One Loss function with multiple optimizer

zwccool · October 10, 2017, 11:46am

Hello, Am I able to do backpropagation of one single loss with two optimizer at the same time?

E.g.

Loss = Loss 1 * (Adam_w) + Loss 2 * (SGD_w)

Loss.backward()

Adam_optimizer.step()
SGD_optimizer.step()

Is this possible? How to make this work?

Thanks a lot for any answer.

chenyuntc · October 10, 2017, 12:46pm

I think it’s fine,

loss.backward calculate grad
optimizer.step update param by something like w-=lr*grad
I think they are independent.

an example of multi-optimizer

github.com

pytorch/examples/blob/master/dcgan/main.py#L206-L207


optimizerD = optim.Adam(netD.parameters(), lr=opt.lr, betas=(opt.beta1, 0.999))
optimizerG = optim.Adam(netG.parameters(), lr=opt.lr, betas=(opt.beta1, 0.999))

zwccool · October 10, 2017, 11:29pm

Thanks a lot for your answer. But in that example, the two losses are reduced independently, if I want to reduce them in one loss function is this still possible?

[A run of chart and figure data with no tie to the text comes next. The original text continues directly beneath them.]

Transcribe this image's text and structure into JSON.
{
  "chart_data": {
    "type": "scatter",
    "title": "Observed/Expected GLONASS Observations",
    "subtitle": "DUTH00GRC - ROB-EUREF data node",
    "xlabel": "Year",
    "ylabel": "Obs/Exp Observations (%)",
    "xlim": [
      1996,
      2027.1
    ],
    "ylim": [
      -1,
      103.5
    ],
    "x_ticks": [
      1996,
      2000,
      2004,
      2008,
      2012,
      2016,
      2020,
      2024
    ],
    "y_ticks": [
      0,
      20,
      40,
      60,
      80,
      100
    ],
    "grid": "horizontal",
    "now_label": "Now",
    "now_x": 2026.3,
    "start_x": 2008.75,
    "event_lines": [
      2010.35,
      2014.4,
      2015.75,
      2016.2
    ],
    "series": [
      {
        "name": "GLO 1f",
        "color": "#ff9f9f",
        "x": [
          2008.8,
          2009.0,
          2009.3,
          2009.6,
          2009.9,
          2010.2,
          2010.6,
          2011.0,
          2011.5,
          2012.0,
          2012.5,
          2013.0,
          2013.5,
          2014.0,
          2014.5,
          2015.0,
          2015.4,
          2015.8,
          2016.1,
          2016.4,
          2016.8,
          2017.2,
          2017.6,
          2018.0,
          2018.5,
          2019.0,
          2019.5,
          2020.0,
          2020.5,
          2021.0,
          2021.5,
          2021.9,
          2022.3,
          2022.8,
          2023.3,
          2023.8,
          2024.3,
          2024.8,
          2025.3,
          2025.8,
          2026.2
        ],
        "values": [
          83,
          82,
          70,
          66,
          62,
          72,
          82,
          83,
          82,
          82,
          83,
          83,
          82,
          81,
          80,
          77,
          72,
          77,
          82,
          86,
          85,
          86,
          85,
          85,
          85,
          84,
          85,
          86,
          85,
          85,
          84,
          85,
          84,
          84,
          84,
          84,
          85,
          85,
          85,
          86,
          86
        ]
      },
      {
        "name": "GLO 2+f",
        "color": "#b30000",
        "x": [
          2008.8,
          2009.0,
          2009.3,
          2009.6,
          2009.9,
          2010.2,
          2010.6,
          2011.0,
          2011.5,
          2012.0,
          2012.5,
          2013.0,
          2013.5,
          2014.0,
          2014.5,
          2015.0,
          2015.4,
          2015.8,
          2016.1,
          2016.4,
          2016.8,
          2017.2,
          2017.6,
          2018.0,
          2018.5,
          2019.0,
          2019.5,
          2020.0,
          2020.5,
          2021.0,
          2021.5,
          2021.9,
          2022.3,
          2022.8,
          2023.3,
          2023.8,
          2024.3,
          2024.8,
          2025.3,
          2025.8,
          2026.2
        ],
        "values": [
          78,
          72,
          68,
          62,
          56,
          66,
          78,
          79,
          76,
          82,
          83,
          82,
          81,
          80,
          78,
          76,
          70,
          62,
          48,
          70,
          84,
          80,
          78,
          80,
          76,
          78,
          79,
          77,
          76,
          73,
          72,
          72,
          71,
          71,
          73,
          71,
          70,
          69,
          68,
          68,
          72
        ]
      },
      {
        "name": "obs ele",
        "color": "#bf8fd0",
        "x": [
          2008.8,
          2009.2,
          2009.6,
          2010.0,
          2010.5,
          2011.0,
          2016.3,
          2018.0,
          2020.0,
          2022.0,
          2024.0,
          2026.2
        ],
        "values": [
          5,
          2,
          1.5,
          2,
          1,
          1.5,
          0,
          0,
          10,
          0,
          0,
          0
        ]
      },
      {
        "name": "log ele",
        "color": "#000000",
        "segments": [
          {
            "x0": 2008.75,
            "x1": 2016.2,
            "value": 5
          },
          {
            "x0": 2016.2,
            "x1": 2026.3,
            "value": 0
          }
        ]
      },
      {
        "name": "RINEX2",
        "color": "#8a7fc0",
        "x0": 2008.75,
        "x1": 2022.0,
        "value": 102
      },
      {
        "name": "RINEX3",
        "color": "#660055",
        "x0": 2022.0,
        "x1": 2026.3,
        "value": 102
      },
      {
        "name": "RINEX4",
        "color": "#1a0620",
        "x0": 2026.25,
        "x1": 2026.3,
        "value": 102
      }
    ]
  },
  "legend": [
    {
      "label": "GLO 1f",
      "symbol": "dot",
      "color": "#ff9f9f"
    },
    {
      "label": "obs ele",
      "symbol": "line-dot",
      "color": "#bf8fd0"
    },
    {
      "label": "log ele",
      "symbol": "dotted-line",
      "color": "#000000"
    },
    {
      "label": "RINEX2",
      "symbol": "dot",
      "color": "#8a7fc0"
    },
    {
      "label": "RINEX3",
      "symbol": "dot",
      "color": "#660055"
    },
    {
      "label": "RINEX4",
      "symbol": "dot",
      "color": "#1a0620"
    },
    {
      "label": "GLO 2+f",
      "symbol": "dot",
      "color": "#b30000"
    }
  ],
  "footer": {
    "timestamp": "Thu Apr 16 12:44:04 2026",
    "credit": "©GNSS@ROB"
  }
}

raulpuric · October 10, 2017, 11:48pm

so the call to .backward fills a variable.grad parameter with a value (or adds to it if you need to do accumulation)
.step simply applies the gradient to the variable.

Two optimizer.step calls will both apply variable.grad to a variable. If this is what you desire (which does not seem to be the case) then what you’re asking for will work.

Instead what you seem to want is two separate .grad attributes per variable that will be optimized by the respectiveb optimizers.

If you wanted to do this sort of thing, your best bet is messing with backward hooks.